Si l’on excepte des dates de sortie quasiment concomitantes, quels points communs peut-on trouver entre un court essai de Leos Carax, le dernier Pixar et The Bikeriders de Jeff Nichols ? Au-delà de leurs différences criantes et des systèmes de production sans commune mesure dans lesquels ils évoluent, ces trois œuvres partagent la même volonté de revisiter une mythologie qui leur est propre. C’est ce qui fait à la fois leur beauté mais également leurs limites.

© Les Films du Losange

Prenons l’exemple de Carax. C’est pas moi est, à l’origine, une commande du centre Pompidou pour une exposition qui, finalement, n’a pas eu lieu. Pour le cinéaste, il s’agissait de répondre à la question « Où en êtes-vous, Leos Carax ? » En 42 minutes, il tente une sorte d’autoportrait en marchant sur les plate-bandes de Jean-Luc Godard (dont l’exposition plus ou moins avortée au Centre Pompidou avait également donné lieu à des films).
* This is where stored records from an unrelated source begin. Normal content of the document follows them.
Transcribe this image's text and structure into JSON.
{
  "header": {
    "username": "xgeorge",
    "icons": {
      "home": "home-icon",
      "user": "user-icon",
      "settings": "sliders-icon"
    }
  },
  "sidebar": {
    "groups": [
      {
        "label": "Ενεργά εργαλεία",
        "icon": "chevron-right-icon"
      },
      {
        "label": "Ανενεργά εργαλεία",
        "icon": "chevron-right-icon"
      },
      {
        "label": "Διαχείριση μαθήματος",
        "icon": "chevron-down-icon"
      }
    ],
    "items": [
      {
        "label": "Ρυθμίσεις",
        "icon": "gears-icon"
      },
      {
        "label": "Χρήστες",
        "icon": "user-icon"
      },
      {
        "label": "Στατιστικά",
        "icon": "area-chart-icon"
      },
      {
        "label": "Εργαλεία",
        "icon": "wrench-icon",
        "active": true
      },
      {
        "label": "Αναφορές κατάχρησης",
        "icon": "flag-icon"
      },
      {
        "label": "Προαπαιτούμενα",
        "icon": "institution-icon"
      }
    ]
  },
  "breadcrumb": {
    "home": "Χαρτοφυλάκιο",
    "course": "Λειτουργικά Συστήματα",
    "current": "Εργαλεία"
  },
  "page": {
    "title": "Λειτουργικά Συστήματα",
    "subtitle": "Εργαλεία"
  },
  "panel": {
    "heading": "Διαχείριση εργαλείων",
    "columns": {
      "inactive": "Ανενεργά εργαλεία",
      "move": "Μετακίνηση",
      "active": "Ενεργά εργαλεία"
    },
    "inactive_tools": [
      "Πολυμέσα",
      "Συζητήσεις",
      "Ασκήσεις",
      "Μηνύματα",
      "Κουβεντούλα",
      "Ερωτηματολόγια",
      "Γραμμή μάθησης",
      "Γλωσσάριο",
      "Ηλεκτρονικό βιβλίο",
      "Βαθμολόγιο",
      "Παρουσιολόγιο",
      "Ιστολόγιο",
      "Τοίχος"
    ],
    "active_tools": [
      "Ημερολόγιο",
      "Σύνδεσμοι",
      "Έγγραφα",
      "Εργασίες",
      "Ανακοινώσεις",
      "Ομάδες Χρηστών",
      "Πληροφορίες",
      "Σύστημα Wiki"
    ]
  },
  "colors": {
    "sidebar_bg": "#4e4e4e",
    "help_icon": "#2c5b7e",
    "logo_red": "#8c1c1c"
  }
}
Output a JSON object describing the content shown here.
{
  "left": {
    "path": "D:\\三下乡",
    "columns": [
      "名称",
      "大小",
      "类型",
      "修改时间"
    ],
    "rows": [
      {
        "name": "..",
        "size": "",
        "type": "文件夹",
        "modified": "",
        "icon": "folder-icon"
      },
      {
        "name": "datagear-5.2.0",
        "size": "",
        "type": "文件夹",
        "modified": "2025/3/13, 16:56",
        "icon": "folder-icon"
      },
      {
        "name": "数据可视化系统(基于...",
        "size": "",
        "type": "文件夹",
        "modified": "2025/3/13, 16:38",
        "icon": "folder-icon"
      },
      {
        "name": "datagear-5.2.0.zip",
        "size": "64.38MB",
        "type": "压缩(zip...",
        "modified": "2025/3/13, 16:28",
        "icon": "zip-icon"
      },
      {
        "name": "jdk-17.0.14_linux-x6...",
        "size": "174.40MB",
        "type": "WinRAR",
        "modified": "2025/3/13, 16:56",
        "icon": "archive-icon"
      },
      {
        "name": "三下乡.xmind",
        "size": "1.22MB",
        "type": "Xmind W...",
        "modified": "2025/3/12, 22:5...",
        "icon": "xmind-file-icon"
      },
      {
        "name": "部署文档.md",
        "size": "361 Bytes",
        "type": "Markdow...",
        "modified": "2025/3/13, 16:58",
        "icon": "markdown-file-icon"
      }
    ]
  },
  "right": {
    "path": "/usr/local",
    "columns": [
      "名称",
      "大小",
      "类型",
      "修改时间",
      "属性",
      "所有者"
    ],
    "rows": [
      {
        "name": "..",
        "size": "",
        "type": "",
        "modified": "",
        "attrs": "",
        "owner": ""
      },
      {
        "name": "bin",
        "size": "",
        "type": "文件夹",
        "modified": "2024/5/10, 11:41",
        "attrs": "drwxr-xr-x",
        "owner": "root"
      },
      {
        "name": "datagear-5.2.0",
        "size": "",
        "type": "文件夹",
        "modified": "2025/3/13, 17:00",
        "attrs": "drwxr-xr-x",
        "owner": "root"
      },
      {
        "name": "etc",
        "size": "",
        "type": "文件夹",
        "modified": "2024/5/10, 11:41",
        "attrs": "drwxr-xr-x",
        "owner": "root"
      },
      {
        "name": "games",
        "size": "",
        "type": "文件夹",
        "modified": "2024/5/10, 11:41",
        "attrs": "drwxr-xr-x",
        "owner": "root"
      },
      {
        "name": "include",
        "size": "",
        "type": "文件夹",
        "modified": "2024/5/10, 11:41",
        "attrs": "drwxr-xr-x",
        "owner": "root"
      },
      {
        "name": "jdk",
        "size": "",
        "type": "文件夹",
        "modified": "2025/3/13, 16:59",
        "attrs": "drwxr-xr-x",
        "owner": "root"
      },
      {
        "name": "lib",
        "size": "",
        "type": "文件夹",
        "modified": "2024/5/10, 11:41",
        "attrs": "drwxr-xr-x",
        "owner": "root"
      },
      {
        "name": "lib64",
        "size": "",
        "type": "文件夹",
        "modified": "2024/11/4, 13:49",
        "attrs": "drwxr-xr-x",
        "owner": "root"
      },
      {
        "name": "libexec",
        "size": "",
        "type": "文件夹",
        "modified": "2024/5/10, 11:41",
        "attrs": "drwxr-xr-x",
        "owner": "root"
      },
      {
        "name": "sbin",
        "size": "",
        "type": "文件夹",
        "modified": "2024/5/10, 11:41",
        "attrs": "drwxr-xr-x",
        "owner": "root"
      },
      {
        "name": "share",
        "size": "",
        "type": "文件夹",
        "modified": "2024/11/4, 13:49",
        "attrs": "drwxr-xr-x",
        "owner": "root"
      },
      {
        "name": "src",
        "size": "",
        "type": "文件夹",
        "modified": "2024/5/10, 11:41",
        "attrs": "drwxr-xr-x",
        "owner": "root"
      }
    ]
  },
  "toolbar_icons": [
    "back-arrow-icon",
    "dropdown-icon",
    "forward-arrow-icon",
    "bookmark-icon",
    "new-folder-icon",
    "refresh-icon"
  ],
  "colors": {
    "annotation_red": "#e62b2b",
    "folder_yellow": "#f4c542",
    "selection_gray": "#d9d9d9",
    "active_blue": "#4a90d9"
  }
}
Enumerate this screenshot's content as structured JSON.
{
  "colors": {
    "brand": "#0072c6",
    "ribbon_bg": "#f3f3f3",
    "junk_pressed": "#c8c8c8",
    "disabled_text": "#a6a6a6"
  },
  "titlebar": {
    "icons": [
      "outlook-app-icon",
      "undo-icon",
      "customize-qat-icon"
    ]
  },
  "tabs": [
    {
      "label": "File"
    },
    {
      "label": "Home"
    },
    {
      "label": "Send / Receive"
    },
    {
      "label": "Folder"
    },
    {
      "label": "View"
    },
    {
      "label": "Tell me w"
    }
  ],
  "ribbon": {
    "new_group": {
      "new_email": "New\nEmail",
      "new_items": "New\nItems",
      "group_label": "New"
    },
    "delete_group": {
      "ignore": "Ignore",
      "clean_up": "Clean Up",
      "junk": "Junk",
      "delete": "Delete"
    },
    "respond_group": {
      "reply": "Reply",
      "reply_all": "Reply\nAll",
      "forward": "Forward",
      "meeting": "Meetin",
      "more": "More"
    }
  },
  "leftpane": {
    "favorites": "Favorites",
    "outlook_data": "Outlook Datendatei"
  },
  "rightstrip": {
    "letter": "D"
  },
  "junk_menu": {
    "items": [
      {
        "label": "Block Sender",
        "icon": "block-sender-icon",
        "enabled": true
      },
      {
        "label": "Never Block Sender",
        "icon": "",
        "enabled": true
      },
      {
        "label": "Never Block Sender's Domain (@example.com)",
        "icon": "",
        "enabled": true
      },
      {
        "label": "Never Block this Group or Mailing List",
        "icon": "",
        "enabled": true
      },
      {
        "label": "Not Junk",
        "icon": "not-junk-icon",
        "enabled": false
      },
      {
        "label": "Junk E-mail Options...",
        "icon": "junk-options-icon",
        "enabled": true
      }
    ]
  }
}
Si l’auteur du Mépris fait partie des références évidentes de Carax, il revisite ici la mythologie de ses essais, quitte à friser le plagiat : voix sépulcrale, extraits de ses propres films (comme dans Histoire(s) du cinéma), réflexions qui se veulent très profondes sur l’Histoire (avec un grand H), les références incontournables aux camps de concentration, le devenir de l’Image (avec un grand I)… Du film, on dirait volontiers que sa fameuse dernière séquence post-générique en constitue le plus parfait symptôme. En effet, on le sait désormais, Carax refait le célèbre travelling de Mauvais sang (avec Modern Love de Bowie en musique de fond) avec la poupée d’Annette. Le spectateur est alors partagé entre un certain plaisir de revoir une scène adorée et l’irritation devant un procédé un peu mécanique (l’humain devenant d’ailleurs figurine). Et tout est de cet ordre : aux éclairs de beauté assez fulgurants (Carax qui filme sa fille jouant du Michel Legrand au piano comme un médaillon surimprimé sur un ciel orageux) succèdent des passages plus artificiels voire mesquins (que vient foutre Polanski dans cette galère, si ce n’est comme prétexte facile pour Carax d’afficher sa vertu comme une légion d’honneur ?). Carax n’est pas un grand penseur mais il reste un créateur d’images hors-pair. Les deux cohabitent de manière parfois déséquilibrée dans C’est pas moi. S’érigeant en dernier témoin d’un cinéma en voie de disparition, avec ce côté agaçant du disciple de Godard intransigeant, Carax parvient néanmoins à s’extirper de ce rôle de « penseur » pour nous offrir quelques grands moments de cinéma (par le montage, le télescopage des plans et leur friction…). Ce n’est pas rien même si l’ensemble déçoit un peu.

© Pixar

Vice-versa 2 de Kelsey Mann revisite forcément une certaine mythologie puisque le film est une suite. Nous retrouvons donc la jeune Riley et ses « émotions » que l’on voit cohabiter dans son « quartier cérébral ». Mais aux cinq émotions primaires du film originel (la joie, la colère, la peur, le dégoût et la tristesse) s’ajoutent celles qui débarquent au moment d’une étape forcément importante de l’existence humaine : la puberté. Arrive donc anxiété, celle qui semble dominer toutes les autres, accompagnée d’embarras, d’ennui et d’envie. L’astucieuse idée comportementaliste (comment nos émotions guident nos pas dans l’existence) du premier volet de la saga est à nouveau exploitée dans le cadre d’un scénario un poil linéaire : Riley veut intégrer une équipe de hockey et est prête à tout pour y arriver, quitte à trahir ses meilleures amies.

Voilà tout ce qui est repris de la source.